Protecting sensitive data, providing valuable insights.

Text: Tim Schröder

Medical details are strictly confidential. However, analysis of this information can reveal complex interrelations and therefore help patients. Led by medical ethicist Bernice Elger, an interdisciplinary team is looking at how this valuable information can be used safely and sagely in the future.

A tablet with y-ray images
Learning algorithms can support diagnostics and recommend therapies. At the same time, sensitive patient data must be protected. A team at the University of Basel is investigating how both can be reconciled. (Photo: alvarez/iStock)

For many joggers today, the pulse watch is something they take for granted as much as a good pair of running shoes. Many people want to know how fit they are and whether their training is paying off. Now, industry is even developing fabrics that can measure your lactate levels – a key health indicator that tells athletes, as well as older people, how well their metabolism is working – from your sweat.

The amount of health data of this kind has increased significantly in recent years thanks to ever-smaller sensors and advances in micro-electronics. This data is a treasure trove of detailed information on the state of patients’ health – especially when it is analyzed using artificial intelligence.

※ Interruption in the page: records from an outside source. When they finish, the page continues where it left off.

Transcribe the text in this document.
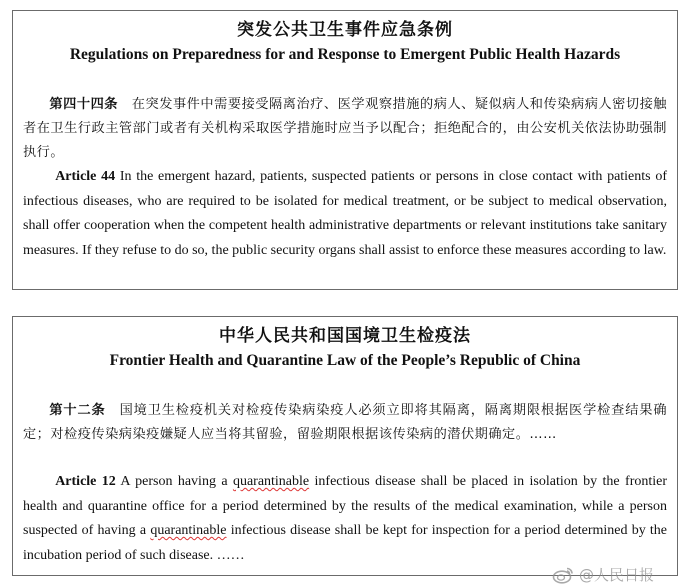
突发公共卫生事件应急条例
Regulations on Preparedness for and Response to Emergent Public Health Hazards
第四十四条　 在突发事件中需要接受隔离治疗、医学观察措施的病人、疑似病人和传染病病人密切接触者在卫生行政主管部门或者有关机构采取医学措施时应当予以配合；拒绝配合的，由公安机关依法协助强制执行。
Article 44 In the emergent hazard, patients, suspected patients or persons in close contact with patients of infectious diseases, who are required to be isolated for medical treatment, or be subject to medical observation, shall offer cooperation when the competent health administrative departments or relevant institutions take sanitary measures. If they refuse to do so, the public security organs shall assist to enforce these measures according to law.
中华人民共和国国境卫生检疫法
Frontier Health and Quarantine Law of the People’s Republic of China
第十二条　 国境卫生检疫机关对检疫传染病染疫人必须立即将其隔离，隔离期限根据医学检查结果确定；对检疫传染病染疫嫌疑人应当将其留验，留验期限根据该传染病的潜伏期确定。……
Article 12 A person having a quarantinable infectious disease shall be placed in isolation by the frontier health and quarantine office for a period determined by the results of the medical examination, while a person suspected of having a quarantinable infectious disease shall be kept for inspection for a period determined by the incubation period of such disease. ……
@人民日报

For computers have the ability to detect unknown connections within the data that humans could not spot on their own.

In the interdisciplinary collaborative project Explain, a team led by the University of Basel is investigating how blood pressure and heart rate readings or patients’ oxygen saturation levels during an operation can be used to monitor narcosis and help anesthetists.

It is therefore conceivable that, in future, computers will be able to use such readings to identify more quickly whether there are complications – for instance, whether a heart attack is imminent. “Today, quite a lot of patient data is stored in hospitals that could be used to develop assistance functions involving artificial intelligence,” says Professor Bernice Elger, Director of the Institute for Biomedical Ethics at the University of Basel, but often this data is not touched because of data protection.

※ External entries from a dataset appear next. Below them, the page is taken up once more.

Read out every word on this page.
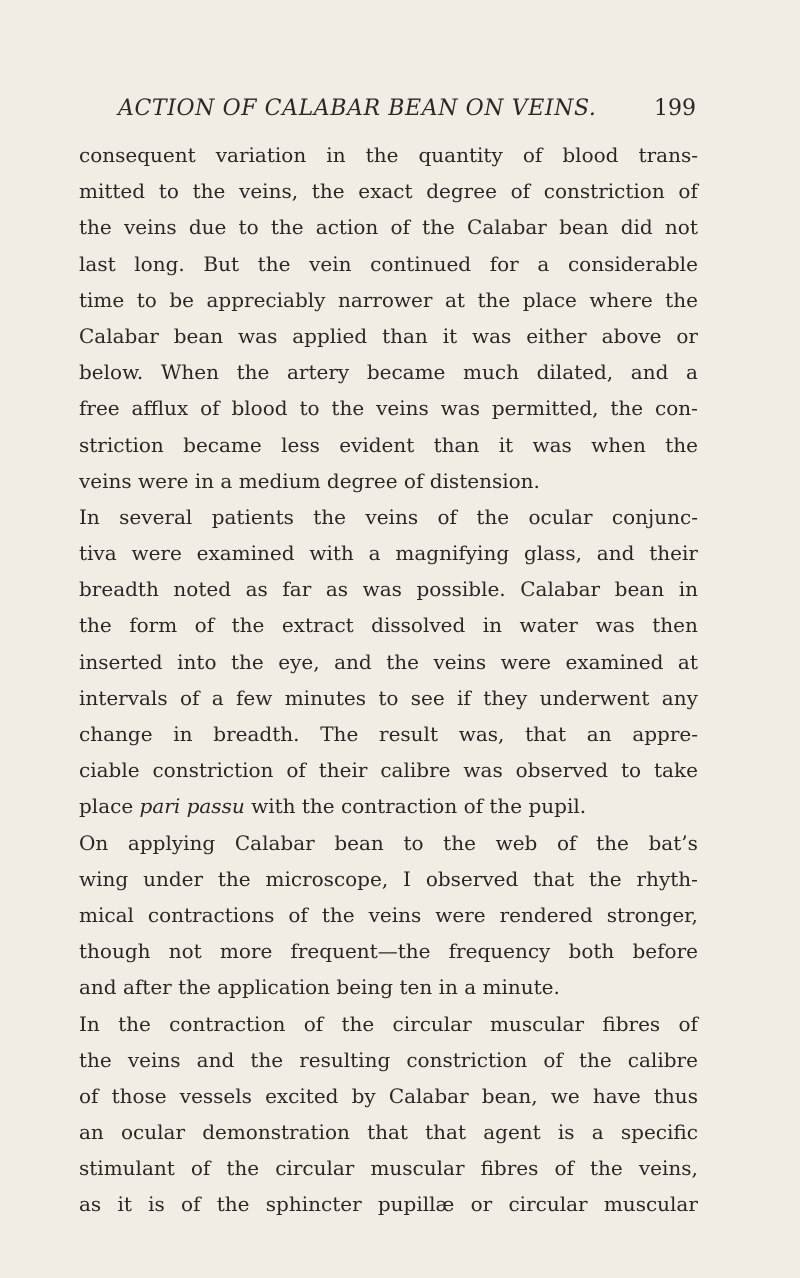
ACTION OF CALABAR BEAN ON VEINS.	199
consequent variation in the quantity of blood trans-
mitted to the veins, the exact degree of constriction of
the veins due to the action of the Calabar bean did not
last long. But the vein continued for a considerable
time to be appreciably narrower at the place where the
Calabar bean was applied than it was either above or
below. When the artery became much dilated, and a
free afflux of blood to the veins was permitted, the con-
striction became less evident than it was when the
veins were in a medium degree of distension.
In several patients the veins of the ocular conjunc-
tiva were examined with a magnifying glass, and their
breadth noted as far as was possible. Calabar bean in
the form of the extract dissolved in water was then
inserted into the eye, and the veins were examined at
intervals of a few minutes to see if they underwent any
change in breadth. The result was, that an appre-
ciable constriction of their calibre was observed to take
place pari passu with the contraction of the pupil.
On applying Calabar bean to the web of the bat’s
wing under the microscope, I observed that the rhyth-
mical contractions of the veins were rendered stronger,
though not more frequent—the frequency both before
and after the application being ten in a minute.
In the contraction of the circular muscular fibres of
the veins and the resulting constriction of the calibre
of those vessels excited by Calabar bean, we have thus
an ocular demonstration that that agent is a specific
stimulant of the circular muscular fibres of the veins,
as it is of the sphincter pupillæ or circular muscular
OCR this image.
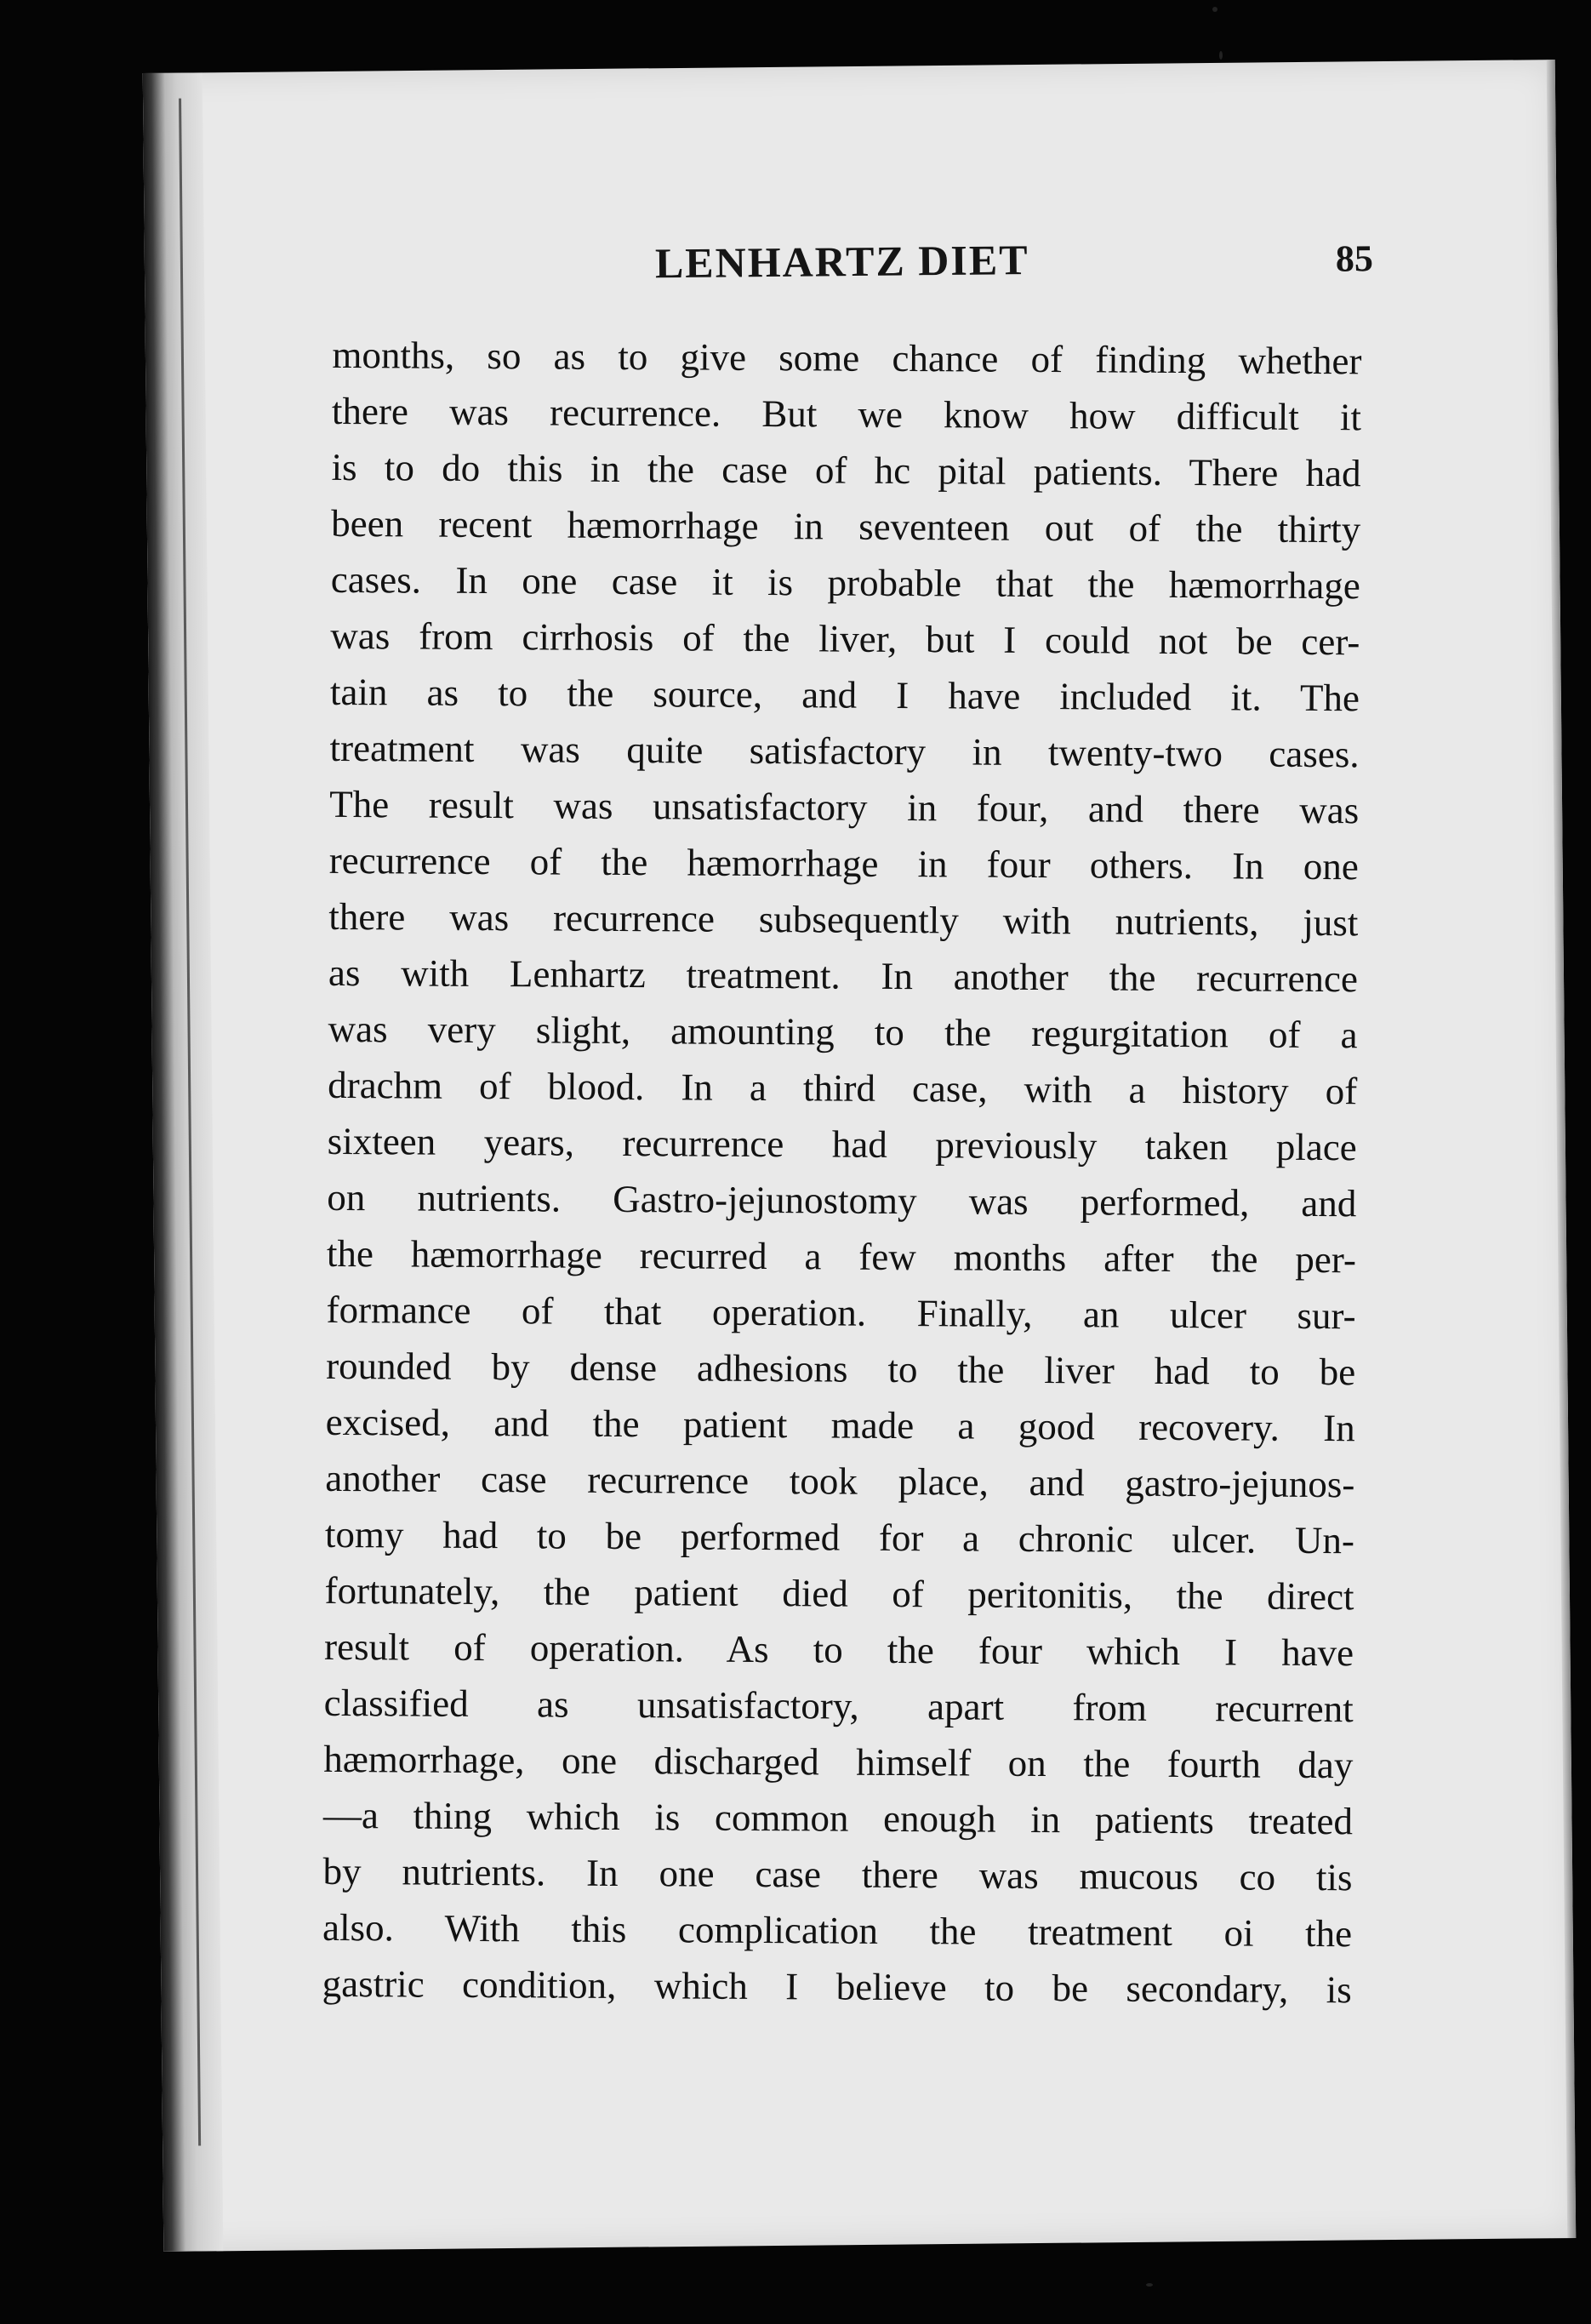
LENHARTZ DIET	85
months, so as to give some chance of finding whether
there was recurrence. But we know how difficult it
is to do this in the case of hc pital patients. There had
been recent hæmorrhage in seventeen out of the thirty
cases. In one case it is probable that the hæmorrhage
was from cirrhosis of the liver, but I could not be cer-
tain as to the source, and I have included it. The
treatment was quite satisfactory in twenty-two cases.
The result was unsatisfactory in four, and there was
recurrence of the hæmorrhage in four others. In one
there was recurrence subsequently with nutrients, just
as with Lenhartz treatment. In another the recurrence
was very slight, amounting to the regurgitation of a
drachm of blood. In a third case, with a history of
sixteen years, recurrence had previously taken place
on nutrients. Gastro-jejunostomy was performed, and
the hæmorrhage recurred a few months after the per-
formance of that operation. Finally, an ulcer sur-
rounded by dense adhesions to the liver had to be
excised, and the patient made a good recovery. In
another case recurrence took place, and gastro-jejunos-
tomy had to be performed for a chronic ulcer. Un-
fortunately, the patient died of peritonitis, the direct
result of operation. As to the four which I have
classified as unsatisfactory, apart from recurrent
hæmorrhage, one discharged himself on the fourth day
—a thing which is common enough in patients treated
by nutrients. In one case there was mucous co tis
also. With this complication the treatment oi the
gastric condition, which I believe to be secondary, is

“In our project, we are exploring from an ethical perspective whether and in what way this information could be utilized in future for digital assistance functions,” she explains. For one thing is clear: Data protection is highly cherished. On the other hand, it makes sense to use the data if it can ultimately benefit patients.

An interdisciplinary team

Bernice Elger has brought together computer scientists, doctors and legal scholars for the project, which is funded by the Swiss National Science Foundation. For example, the computer scientist Carlos Andrés Peña and his team at the Haute Ecole d'Ingénierie et de Gestion du Canton de Vaud (HEIG-VD) are trying to teach computers and algorithms how to explain their decisions to people.

Bernice Elger explains that the idea for the project emerged from a long-term collaboration with Professor Luzius Steiner, the head of anesthesiology at University Hospital Basel. Having worked previously as a specialist in internal medicine, she is very familiar with how hospitals operate. “Luzius Steiner and I came to the conclusion that we can’t afford to leave patient data lying idle on hospital servers, as there are many ways in which it could be used. But that raises technical and ethical questions.”

The purpose of Explain is to bring the different disciplines together to resolve those questions. “When doctors and specialists in artificial intelligence work together closely, that helps us to develop technology that is easy to understand and to put it to good use in day-to-day clinical practice.”